Artikel 8. Beheer van het crediet

[Regeling vervallen per 28-09-2005]

  • 1 De credietverleening kan door Ons worden opgedragen aan eene instelling, die zich daarmede in het bijzonder, met inachtneming van door Ons te geven voorschriften belast, in welk geval het Rijk volledig garant blijft voor de geldelijke nadeelen, welke uit de credietverleening mochten voortvloeien.

  • 2 Vorderingen aan kapitaal en verschuldigde renten, welke de in het vorige lid bedoelde instelling niet heeft kunnen innen, gaan van rechtswege op het Rijk over.

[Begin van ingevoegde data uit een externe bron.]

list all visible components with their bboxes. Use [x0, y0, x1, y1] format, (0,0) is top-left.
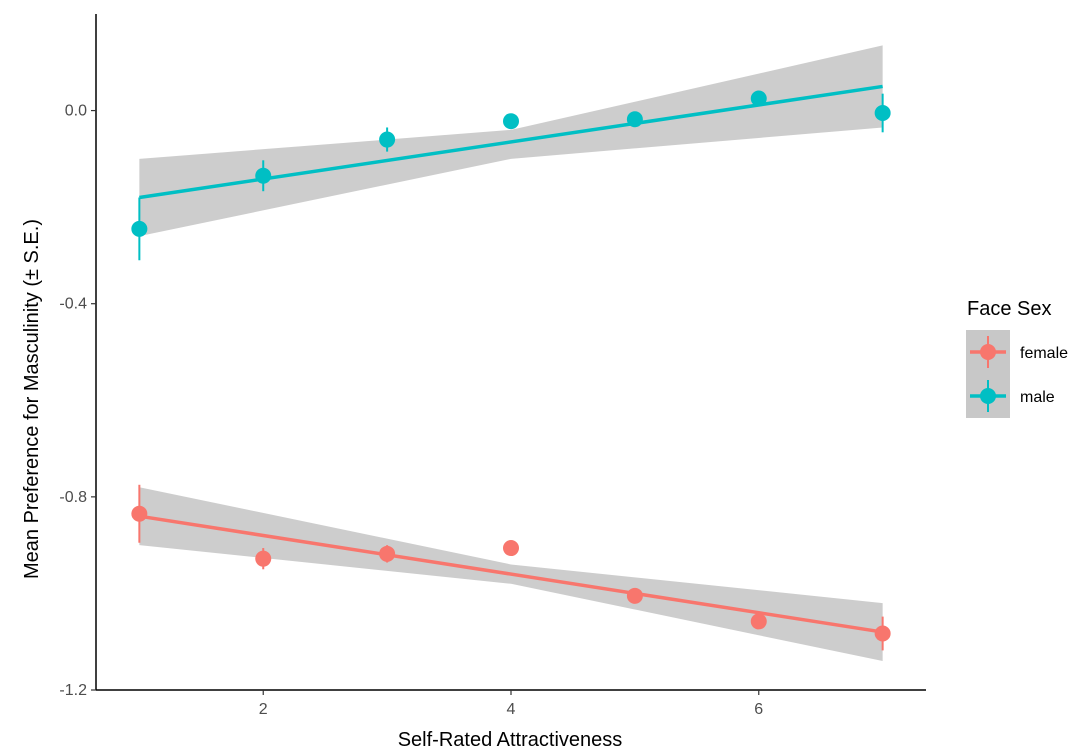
legend-label-female: female: [1020, 345, 1068, 362]
fit-line-female: [139, 514, 883, 634]
point-female: [503, 540, 519, 557]
x-axis-title: Self-Rated Attractiveness: [398, 729, 623, 751]
x-tick-label: 6: [754, 701, 763, 718]
x-tick-label: 4: [507, 701, 516, 718]
point-male: [626, 111, 643, 128]
point-female: [379, 545, 396, 562]
point-female: [255, 550, 272, 567]
point-male: [131, 220, 148, 237]
x-tick-label: 2: [259, 701, 268, 718]
legend-key-point-male: [980, 388, 996, 404]
y-tick-label: -0.8: [59, 489, 87, 506]
data-points: [131, 90, 891, 651]
y-axis-title: Mean Preference for Masculinity (± S.E.): [21, 219, 43, 579]
legend-label-male: male: [1020, 389, 1055, 406]
legend: Face Sex female male: [966, 298, 1068, 418]
y-tick-label: -0.4: [59, 296, 87, 313]
point-female: [874, 625, 891, 642]
axes: -1.2 -0.8 -0.4 0.0 2 4 6: [59, 14, 926, 718]
y-tick-label: 0.0: [65, 103, 87, 120]
point-male: [503, 113, 519, 130]
point-male: [750, 90, 767, 107]
legend-key-point-female: [980, 344, 996, 360]
legend-title: Face Sex: [967, 298, 1051, 320]
fit-line-male: [139, 84, 883, 200]
point-male: [379, 131, 396, 148]
point-male: [255, 167, 272, 184]
point-female: [750, 613, 767, 630]
y-tick-label: -1.2: [59, 682, 87, 699]
point-female: [131, 505, 148, 522]
confidence-bands: [139, 45, 883, 662]
point-female: [626, 587, 643, 604]
point-male: [874, 104, 891, 121]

  • 3 Zolang een opdracht, als in het eerste lid van dit artikel bedoeld, niet wordt verstrekt, zal de credietverlening door of namens Onze Minister geschieden.

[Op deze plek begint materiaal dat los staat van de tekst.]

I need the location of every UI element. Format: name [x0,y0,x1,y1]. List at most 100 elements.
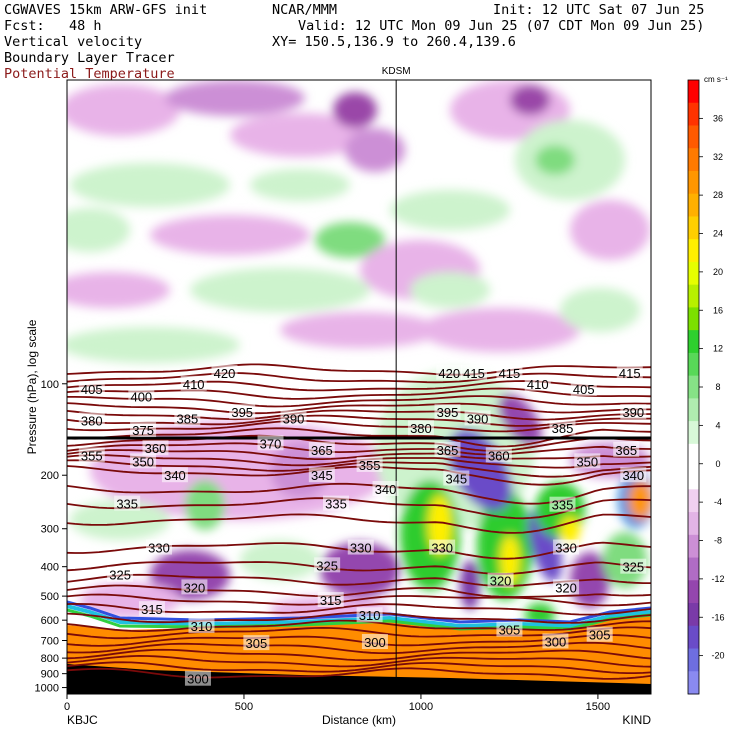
theta-label: 325 [109,568,131,583]
colorbar-swatch [688,398,699,422]
vv-region [410,272,490,308]
x-tick-label: 1000 [409,701,433,713]
colorbar-swatch [688,534,699,559]
theta-label: 315 [141,602,163,617]
y-tick-label: 600 [41,615,59,627]
vv-region [230,113,370,157]
theta-label: 405 [81,382,103,397]
colorbar-label: 28 [713,190,723,200]
isentrope-line [67,561,651,575]
colorbar-label: 36 [713,113,723,123]
theta-label: 395 [437,405,459,420]
isentrope-line [67,395,651,408]
y-tick-label: 400 [41,562,59,574]
vv-region [498,393,542,447]
theta-label-bg [574,453,601,469]
theta-label: 330 [148,541,170,556]
theta-label-bg [130,422,157,438]
theta-label: 300 [545,634,567,649]
theta-label-bg [549,496,576,512]
theta-label-bg [429,539,456,555]
theta-label: 395 [231,405,253,420]
colorbar-label: -4 [714,497,722,507]
theta-label: 340 [622,468,644,483]
theta-label-bg [464,410,491,426]
vv-region [560,288,640,332]
theta-label: 340 [164,468,186,483]
colorbar-label: 4 [715,420,720,430]
theta-label: 300 [187,672,209,687]
colorbar-swatch [688,603,699,627]
theta-label-bg [243,635,270,651]
theta-label-bg [496,364,523,380]
isentrope-line [67,372,651,384]
theta-label: 380 [81,413,103,428]
theta-label-bg [107,566,134,582]
theta-label-bg [142,440,169,456]
theta-label: 410 [183,377,205,392]
vv-region [535,145,575,175]
theta-label-bg [436,364,463,380]
theta-label: 355 [359,458,381,473]
terrain [67,664,651,694]
vv-region [70,163,230,207]
colorbar-swatch [688,193,699,217]
vv-region [240,540,320,580]
theta-label-bg [613,441,640,457]
colorbar-label: 20 [713,267,723,277]
cross-section-endpoints: XY= 150.5,136.9 to 260.4,139.6 [272,34,516,50]
x-tick-label: 0 [64,701,70,713]
x-tick-label: 1500 [586,701,610,713]
theta-label: 380 [410,421,432,436]
colorbar-swatch [688,239,699,263]
colorbar-swatch [688,443,699,468]
isentrope-line [67,661,651,674]
theta-label: 330 [555,541,577,556]
vv-region [165,80,305,116]
colorbar-swatch [688,307,699,331]
colorbar: 36 32 28 24 20 16 12 8 4 0 -4 -8 -12 -16 -20 [687,79,725,695]
plot-frame [66,79,652,695]
y-tick-label: 300 [41,524,59,536]
vv-region [333,92,377,128]
theta-label-bg [211,364,238,380]
vv-region [315,222,385,258]
theta-label-bg [314,557,341,573]
colorbar-swatch [688,580,699,604]
theta-label: 305 [589,628,611,643]
theta-label-bg [280,410,307,426]
init-time: Init: 12 UTC Sat 07 Jun 25 [493,2,705,18]
theta-label: 420 [214,366,236,381]
vv-region [420,308,580,352]
theta-label-bg [184,670,211,686]
isentrope-line [67,593,651,607]
theta-label-bg [180,375,207,391]
vv-region [70,500,170,540]
colorbar-label: 8 [715,382,720,392]
theta-label-bg [308,467,335,483]
theta-label: 400 [130,389,152,404]
vv-region [250,169,350,201]
isentrope-line [67,402,651,415]
theta-label: 365 [615,443,637,458]
y-axis: 100 200 300 400 500 600 700 800 900 1000 [35,379,67,695]
theta-label: 370 [260,436,282,451]
theta-label-bg [570,380,597,396]
theta-label-bg [542,633,569,649]
station-label-kdsm: KDSM [382,66,411,77]
theta-label-bg [620,558,647,574]
theta-label-bg [356,456,383,472]
theta-label: 385 [552,421,574,436]
y-tick-label: 1000 [35,683,59,695]
field-label-potential-temperature: Potential Temperature [4,66,175,82]
theta-label: 320 [555,580,577,595]
theta-label: 310 [359,608,381,623]
theta-label: 335 [552,498,574,513]
isentrope-line [67,654,651,668]
station-right: KIND [622,713,651,727]
theta-label: 300 [364,635,386,650]
theta-label-bg [620,467,647,483]
theta-label-bg [407,420,434,436]
theta-label: 355 [81,448,103,463]
theta-label: 335 [325,497,347,512]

Artikel 9. Bevoorrechte vorderingen

[Regeling vervallen per 28-09-2005]

De uit de credietverleening voortspruitende vorderingen van het Rijk zijn bevoorrecht op de roerende en onroerende goederen van den schuldenaar. De bevoorrechte vorderingen nemen rang onmiddellijk na pand en hypotheek.

Artikel 10. Inning der te vorderen gelden

[Regeling vervallen per 28-09-2005]

  • 1 Is het verschuldigde niet binnen den bepaalden tijd voldaan, dan wordt daarvan door of vanwege Onzen Minister kennis gegeven aan den Ontvanger der directe belastingen onder wiens kantoor de schuldenaar gevestigd is. De Ontvanger zendt aan dezen eene aanmaning om binnen tien dagen aan zijne verplichting tot betaling te voldoen, onder kennisgeving, dat hij daartoe anders door middelen, bij de wet bepaald, zal worden gedwongen. In de aanmaning wordt het bedrag der vordering, zooveel mogelijk gespecificeerd, vermeld.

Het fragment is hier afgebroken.